Em 2024: var-kontroverse prallt auf dfb-team gegen ghana zurück
Stuttgart – Die deutsche Fußball-Nationalmannschaft könnte bei ihrem nächsten Länderspiel gegen Ghana am Montag (20.45 Uhr/ARD) böse Erinnerungen an die EM 2024 wachrufen. Schiedsrichter Stuart Attwell, der damals für die entscheidende Entscheidung im Viertelfinale gegen Spanien kritisiert wurde, leitet das Spiel in Stuttgart.

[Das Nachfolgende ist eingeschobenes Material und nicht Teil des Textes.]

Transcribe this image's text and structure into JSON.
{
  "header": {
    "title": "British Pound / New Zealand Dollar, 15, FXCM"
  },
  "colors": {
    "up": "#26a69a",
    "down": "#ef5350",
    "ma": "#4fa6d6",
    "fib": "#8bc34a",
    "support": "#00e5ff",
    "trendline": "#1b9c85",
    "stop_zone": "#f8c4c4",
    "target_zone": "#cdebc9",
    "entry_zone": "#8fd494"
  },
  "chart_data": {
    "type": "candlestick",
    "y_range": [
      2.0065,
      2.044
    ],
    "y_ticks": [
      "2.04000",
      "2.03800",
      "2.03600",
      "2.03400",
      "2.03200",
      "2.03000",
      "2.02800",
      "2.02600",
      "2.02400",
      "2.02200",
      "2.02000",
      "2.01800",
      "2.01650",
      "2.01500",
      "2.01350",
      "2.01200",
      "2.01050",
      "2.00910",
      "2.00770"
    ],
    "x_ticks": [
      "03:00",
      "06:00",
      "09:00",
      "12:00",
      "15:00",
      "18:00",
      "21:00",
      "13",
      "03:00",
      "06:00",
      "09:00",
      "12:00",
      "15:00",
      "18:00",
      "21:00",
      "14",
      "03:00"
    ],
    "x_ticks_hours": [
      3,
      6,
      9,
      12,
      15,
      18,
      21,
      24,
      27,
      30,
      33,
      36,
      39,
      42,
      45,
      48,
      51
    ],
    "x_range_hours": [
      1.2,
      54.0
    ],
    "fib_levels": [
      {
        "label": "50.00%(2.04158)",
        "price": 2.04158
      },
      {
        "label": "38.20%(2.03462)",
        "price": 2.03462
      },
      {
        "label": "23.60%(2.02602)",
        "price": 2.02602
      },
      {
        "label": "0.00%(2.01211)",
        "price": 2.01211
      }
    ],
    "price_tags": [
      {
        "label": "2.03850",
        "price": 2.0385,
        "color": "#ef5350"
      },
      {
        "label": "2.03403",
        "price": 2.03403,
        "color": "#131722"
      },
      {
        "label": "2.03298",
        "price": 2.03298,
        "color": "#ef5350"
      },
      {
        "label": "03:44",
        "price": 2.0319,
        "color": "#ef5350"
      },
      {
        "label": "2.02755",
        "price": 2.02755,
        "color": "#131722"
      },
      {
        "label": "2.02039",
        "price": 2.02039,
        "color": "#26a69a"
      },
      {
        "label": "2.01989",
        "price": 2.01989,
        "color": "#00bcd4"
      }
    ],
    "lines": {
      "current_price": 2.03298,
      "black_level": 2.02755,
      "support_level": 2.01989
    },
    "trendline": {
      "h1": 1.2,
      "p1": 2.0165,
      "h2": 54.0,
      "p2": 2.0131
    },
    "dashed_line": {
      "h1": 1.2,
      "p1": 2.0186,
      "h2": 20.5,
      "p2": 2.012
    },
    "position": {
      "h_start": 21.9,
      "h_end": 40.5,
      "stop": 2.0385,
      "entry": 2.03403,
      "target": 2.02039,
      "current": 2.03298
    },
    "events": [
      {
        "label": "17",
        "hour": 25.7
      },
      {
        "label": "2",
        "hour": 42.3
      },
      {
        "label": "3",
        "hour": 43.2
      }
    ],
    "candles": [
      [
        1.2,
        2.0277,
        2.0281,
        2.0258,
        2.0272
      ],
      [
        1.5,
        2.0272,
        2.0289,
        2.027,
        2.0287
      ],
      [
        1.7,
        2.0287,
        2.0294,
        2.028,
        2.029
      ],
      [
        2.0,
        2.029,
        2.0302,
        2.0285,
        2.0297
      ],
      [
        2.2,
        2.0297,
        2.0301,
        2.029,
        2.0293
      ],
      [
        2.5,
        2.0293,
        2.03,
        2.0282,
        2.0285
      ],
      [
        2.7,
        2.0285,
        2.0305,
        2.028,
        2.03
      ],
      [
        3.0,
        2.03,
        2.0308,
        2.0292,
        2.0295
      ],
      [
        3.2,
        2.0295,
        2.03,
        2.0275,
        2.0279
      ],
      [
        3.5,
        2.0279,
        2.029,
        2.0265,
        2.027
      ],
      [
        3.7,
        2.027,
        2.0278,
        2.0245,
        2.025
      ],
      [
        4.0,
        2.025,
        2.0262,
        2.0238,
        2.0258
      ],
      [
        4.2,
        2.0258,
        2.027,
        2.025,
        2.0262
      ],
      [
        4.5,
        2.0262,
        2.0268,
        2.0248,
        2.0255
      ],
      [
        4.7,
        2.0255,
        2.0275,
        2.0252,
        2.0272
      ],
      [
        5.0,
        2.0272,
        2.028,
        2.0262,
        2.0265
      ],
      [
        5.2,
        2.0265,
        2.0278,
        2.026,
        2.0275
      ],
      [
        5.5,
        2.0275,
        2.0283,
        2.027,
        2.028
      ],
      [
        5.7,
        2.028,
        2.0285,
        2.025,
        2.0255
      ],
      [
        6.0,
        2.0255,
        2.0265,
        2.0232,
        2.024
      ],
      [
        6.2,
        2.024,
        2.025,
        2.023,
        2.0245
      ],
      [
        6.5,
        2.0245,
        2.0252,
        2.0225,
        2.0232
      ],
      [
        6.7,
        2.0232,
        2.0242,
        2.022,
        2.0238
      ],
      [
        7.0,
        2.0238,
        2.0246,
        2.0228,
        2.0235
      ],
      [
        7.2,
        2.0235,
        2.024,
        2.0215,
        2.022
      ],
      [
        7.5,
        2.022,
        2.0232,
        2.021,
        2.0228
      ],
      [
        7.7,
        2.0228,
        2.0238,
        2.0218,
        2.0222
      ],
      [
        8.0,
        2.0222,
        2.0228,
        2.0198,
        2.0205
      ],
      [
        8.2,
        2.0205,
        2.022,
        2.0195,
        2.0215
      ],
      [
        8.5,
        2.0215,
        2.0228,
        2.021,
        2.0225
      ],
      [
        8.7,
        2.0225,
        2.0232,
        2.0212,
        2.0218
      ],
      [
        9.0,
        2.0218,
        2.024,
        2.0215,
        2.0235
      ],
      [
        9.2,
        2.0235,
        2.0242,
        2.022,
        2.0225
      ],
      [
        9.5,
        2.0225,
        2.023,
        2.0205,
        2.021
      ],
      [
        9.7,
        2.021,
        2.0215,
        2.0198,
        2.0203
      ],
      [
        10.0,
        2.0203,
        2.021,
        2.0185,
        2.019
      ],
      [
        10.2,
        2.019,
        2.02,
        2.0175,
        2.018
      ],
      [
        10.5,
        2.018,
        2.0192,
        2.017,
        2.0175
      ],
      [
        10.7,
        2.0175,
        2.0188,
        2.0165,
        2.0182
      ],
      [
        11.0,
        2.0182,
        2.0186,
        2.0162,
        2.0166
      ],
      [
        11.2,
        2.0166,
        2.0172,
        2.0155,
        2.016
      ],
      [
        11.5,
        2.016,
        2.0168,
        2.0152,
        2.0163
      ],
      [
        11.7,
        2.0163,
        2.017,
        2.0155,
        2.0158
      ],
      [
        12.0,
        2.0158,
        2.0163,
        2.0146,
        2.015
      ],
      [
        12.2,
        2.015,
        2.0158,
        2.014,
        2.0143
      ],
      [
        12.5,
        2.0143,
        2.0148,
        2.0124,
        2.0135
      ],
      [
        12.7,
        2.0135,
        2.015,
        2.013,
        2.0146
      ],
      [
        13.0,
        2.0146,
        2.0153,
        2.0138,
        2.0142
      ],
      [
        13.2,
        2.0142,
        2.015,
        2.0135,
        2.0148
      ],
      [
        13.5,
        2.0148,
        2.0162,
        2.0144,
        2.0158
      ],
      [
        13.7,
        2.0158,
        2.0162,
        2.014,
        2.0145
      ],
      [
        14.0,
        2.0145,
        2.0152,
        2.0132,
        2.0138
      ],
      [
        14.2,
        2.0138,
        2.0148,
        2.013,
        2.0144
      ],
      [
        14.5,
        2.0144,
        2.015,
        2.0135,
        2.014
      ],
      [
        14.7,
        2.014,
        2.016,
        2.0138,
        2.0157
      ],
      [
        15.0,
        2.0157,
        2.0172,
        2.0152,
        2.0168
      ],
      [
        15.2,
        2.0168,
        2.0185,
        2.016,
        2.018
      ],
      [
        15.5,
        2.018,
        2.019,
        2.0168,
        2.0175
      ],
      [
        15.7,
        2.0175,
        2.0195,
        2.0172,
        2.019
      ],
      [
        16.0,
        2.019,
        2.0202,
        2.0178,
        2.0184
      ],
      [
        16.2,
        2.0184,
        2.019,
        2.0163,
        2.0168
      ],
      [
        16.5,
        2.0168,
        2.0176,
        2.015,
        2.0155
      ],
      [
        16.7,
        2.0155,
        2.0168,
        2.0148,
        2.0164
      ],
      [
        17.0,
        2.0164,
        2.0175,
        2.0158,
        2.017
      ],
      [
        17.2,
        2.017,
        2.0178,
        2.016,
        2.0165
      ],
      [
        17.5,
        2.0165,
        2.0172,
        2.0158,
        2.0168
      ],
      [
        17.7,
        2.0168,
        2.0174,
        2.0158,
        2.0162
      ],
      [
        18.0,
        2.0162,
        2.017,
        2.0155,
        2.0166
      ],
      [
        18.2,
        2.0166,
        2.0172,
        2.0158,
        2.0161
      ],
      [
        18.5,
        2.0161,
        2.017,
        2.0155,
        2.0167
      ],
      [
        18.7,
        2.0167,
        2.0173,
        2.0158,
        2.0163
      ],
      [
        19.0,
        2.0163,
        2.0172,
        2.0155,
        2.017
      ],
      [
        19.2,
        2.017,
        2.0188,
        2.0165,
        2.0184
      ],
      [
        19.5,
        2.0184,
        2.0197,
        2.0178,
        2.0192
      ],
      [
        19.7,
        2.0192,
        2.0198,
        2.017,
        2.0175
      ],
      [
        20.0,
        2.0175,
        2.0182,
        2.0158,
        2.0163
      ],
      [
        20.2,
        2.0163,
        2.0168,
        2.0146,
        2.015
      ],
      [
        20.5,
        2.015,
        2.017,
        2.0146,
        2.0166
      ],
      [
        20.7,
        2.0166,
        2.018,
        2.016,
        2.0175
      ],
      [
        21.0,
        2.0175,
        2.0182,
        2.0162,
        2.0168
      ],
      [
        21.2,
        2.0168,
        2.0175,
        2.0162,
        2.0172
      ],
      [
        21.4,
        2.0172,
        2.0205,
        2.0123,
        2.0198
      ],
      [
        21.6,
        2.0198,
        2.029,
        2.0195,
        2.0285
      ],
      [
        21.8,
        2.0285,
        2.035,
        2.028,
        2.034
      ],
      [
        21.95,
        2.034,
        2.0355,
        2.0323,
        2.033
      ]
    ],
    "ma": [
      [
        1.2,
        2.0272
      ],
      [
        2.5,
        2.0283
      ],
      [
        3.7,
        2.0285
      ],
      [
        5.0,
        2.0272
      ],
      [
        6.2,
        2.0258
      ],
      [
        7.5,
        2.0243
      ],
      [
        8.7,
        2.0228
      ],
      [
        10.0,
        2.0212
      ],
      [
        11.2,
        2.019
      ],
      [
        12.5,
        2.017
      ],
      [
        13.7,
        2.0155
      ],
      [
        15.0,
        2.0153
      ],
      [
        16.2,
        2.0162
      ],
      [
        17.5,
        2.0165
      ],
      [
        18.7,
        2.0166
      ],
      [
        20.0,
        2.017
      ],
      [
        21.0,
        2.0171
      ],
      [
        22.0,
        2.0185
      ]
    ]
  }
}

Handspiel-drama: attwell im zentrum der kritik
Es war die Begegnung gegen Spanien, die für Bundestrainer Julian Nagelsmann und viele Beobachter zu einem bitteren Erlebnis wurde. Im Stadion von Stuttgart hatte Attwell als Videoassistent ein Handspiel von Spaniens Marc Cucurella im eigenen Strafraum nach einem Schuss von Jamal Musiala nicht erkannt. Die Entscheidung löste Empörung aus, die Nagelsmann als „Wahnsinn“ bezeichnete. „Dass es dann keinen Elfmeter gibt – das kann ich nicht akzeptieren.“ Auch Ex-Kapitän Michael Ballack sprach von einem „klareren Handspiel gibt es nicht mehr im Fußball“.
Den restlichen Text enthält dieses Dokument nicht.